How would I integrate the second term? I have already done a U substitution, am I allowed to just do another substitution?

The second term becomes $\int -Ru \,(\frac{1}{RZ}) d(R^2+z^2-2RZu)^{-1/2}$.$\\$ You should be able to do this by parts routinely. Remember $\int\limits_{a}^{b} u \, dv=uv|_a^b-\int\limits_{a}^{b} v \, du$.

 

[Electrowonder]

The second term becomes $\int -Ru \,(\frac{1}{RZ}) d(R^2+z^2-2RZu)^{-1/2}$.$\\$ You should be able to do this by parts routinely. Remember $\int\limits_{a}^{b} u \, dv=uv|_a^b-\int\limits_{a}^{b} v \, du$.

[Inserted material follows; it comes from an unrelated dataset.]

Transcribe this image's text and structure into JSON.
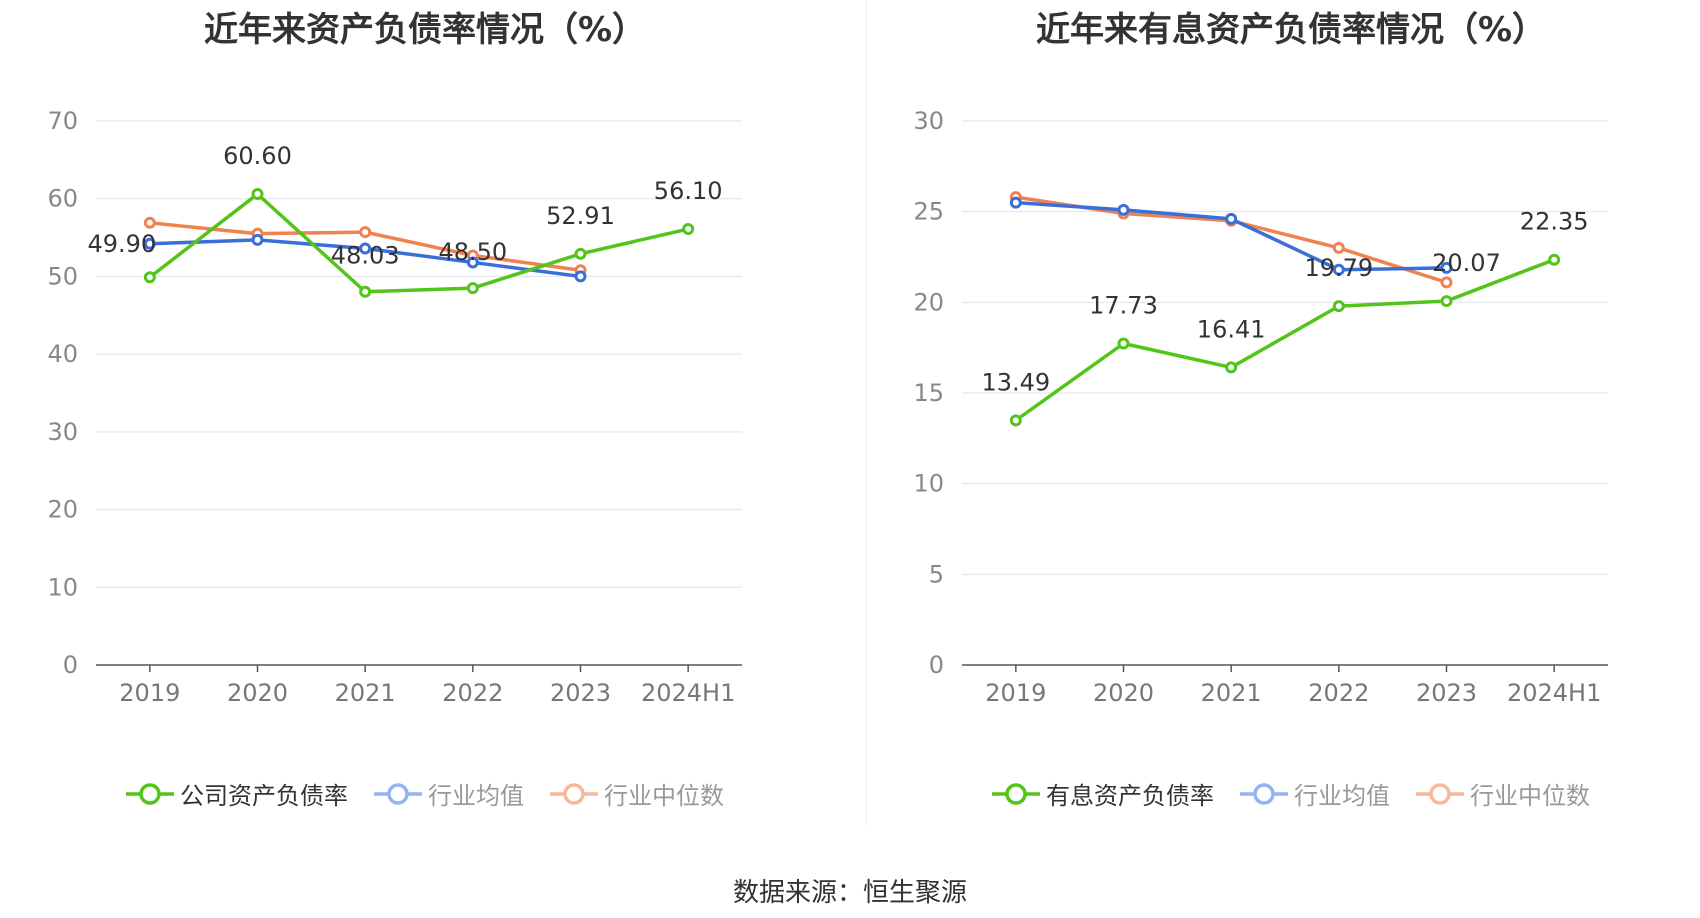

I'm not sure what to do with the $\int v du$ term, what is v going to be?

 

[Charles Link]

$v=(R^2+Z^2-2RZu)^{-1/2}$.
The integral $\int v \, du$ is straightforward.

 

[Electrowonder]

$v=(R^2+Z^2-2RZu)^{-1/2}$.
The integral $\int v \, du$ is straightforward.

Oh, I see you meant $d[(R^2 +z^2 -2Rzu)^{-1/2}]$, I was a bit confused with the exponent outside as I haven't done this for 3 years.